WADA’s executive committee, meeting in Lausanne, handed Russia the four-year suspension after accusing Moscow of falsifying laboratory doping data handed over to investigators earlier this year.
Not only will Russia be ruled out of the next Olympic cycle, but Russian government officials will be barred from attending any major events, while the country will lose the right to host, or even bid, for tournaments.
“WADA’s executive committee approved unanimously to assert a non-compliance on the Russian anti-doping agency for a period of four years,” WADA spokesman James Fitzgerald said.
Under the sanctions, Russian sportsmen and women will still be allowed to compete at the Olympics next year and the 2022 Beijing Winter Olympics but only if they can demonstrate that they were not part of what WADA believes was a state-sponsored system of doping.
It will be up to FIFA to stipulate how a team of Russian players can take part in the qualifying matches for the 2022 World Cup.
Euro 2020, in which the Russian city of Saint Petersburg will host four matches, is not affected by the ban because it is not defined as a “major event” for anti-doping purposes.
“They are going to have prove they had nothing to do with the non-compliance, [that] they were not involved in the doping schemes as described by the McLaren report, or they did not have their samples affected by the manipulation,” Fitzgerald said.
The independent report by sports lawyer Richard McLaren, released in 2016, revealed the significant extent of state-sponsored doping in Russia, notably between 2011 and 2015.
It led to the Russian Anti-Doping Agency (RUSADA) being suspended for nearly three years previously over revelations of a vast state-supported doping program.
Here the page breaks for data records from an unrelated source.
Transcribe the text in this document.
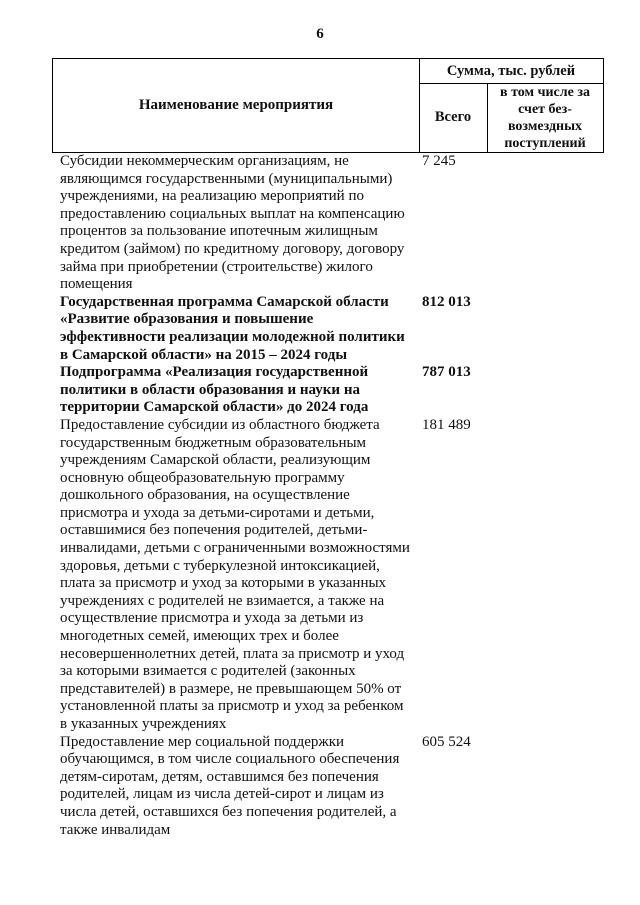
6
Наименование мероприятия
Сумма, тыс. рублей
Всего
в том числе за счет без-возмездных поступлений
Субсидии некоммерческим организациям, не являющимся государственными (муниципальными) учреждениями, на реализацию мероприятий по предоставлению социальных выплат на компенсацию процентов за пользование ипотечным жилищным кредитом (займом) по кредитному договору, договору займа при приобретении (строительстве) жилого помещения
7 245
Государственная программа Самарской области «Развитие образования и повышение эффективности реализации молодежной политики в Самарской области» на 2015 – 2024 годы
812 013
Подпрограмма «Реализация государственной политики в области образования и науки на территории Самарской области» до 2024 года
787 013
Предоставление субсидии из областного бюджета государственным бюджетным образовательным учреждениям Самарской области, реализующим основную общеобразовательную программу дошкольного образования, на осуществление присмотра и ухода за детьми-сиротами и детьми, оставшимися без попечения родителей, детьми-инвалидами, детьми с ограниченными возможностями здоровья, детьми с туберкулезной интоксикацией, плата за присмотр и уход за которыми в указанных учреждениях с родителей не взимается, а также на осуществление присмотра и ухода за детьми из многодетных семей, имеющих трех и более несовершеннолетних детей, плата за присмотр и уход за которыми взимается с родителей (законных представителей) в размере, не превышающем 50% от установленной платы за присмотр и уход за ребенком в указанных учреждениях
181 489
Предоставление мер социальной поддержки обучающимся, в том числе социального обеспечения детям-сиротам, детям, оставшимся без попечения родителей, лицам из числа детей-сирот и лицам из числа детей, оставшихся без попечения родителей, а также инвалидам
605 524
Full disclosure of data from the Moscow laboratory was a key condition of Russia’s reinstatement by WADA in September 2018.
RUSADA chief Yury Ganus told AFP on Dec. 9 that his country had “no chance” of winning an appeal against the ban, dubbing it tragic for clean athletes.
“There is no chance of winning this case in court,” Ganus said, with RUSADA’s supervisory board set to meet on Dec. 19 to take a decision on whether to appeal the ban. “This is a tragedy,” he added. “Clean athletes are seeing their rights limited.”
The WADA decision was widely predicted, with the body’s president, Craig Reedie, having made a presentation on Dec. 7 to the summit, participants of which “strongly condemned those responsible for the manipulation of the data.”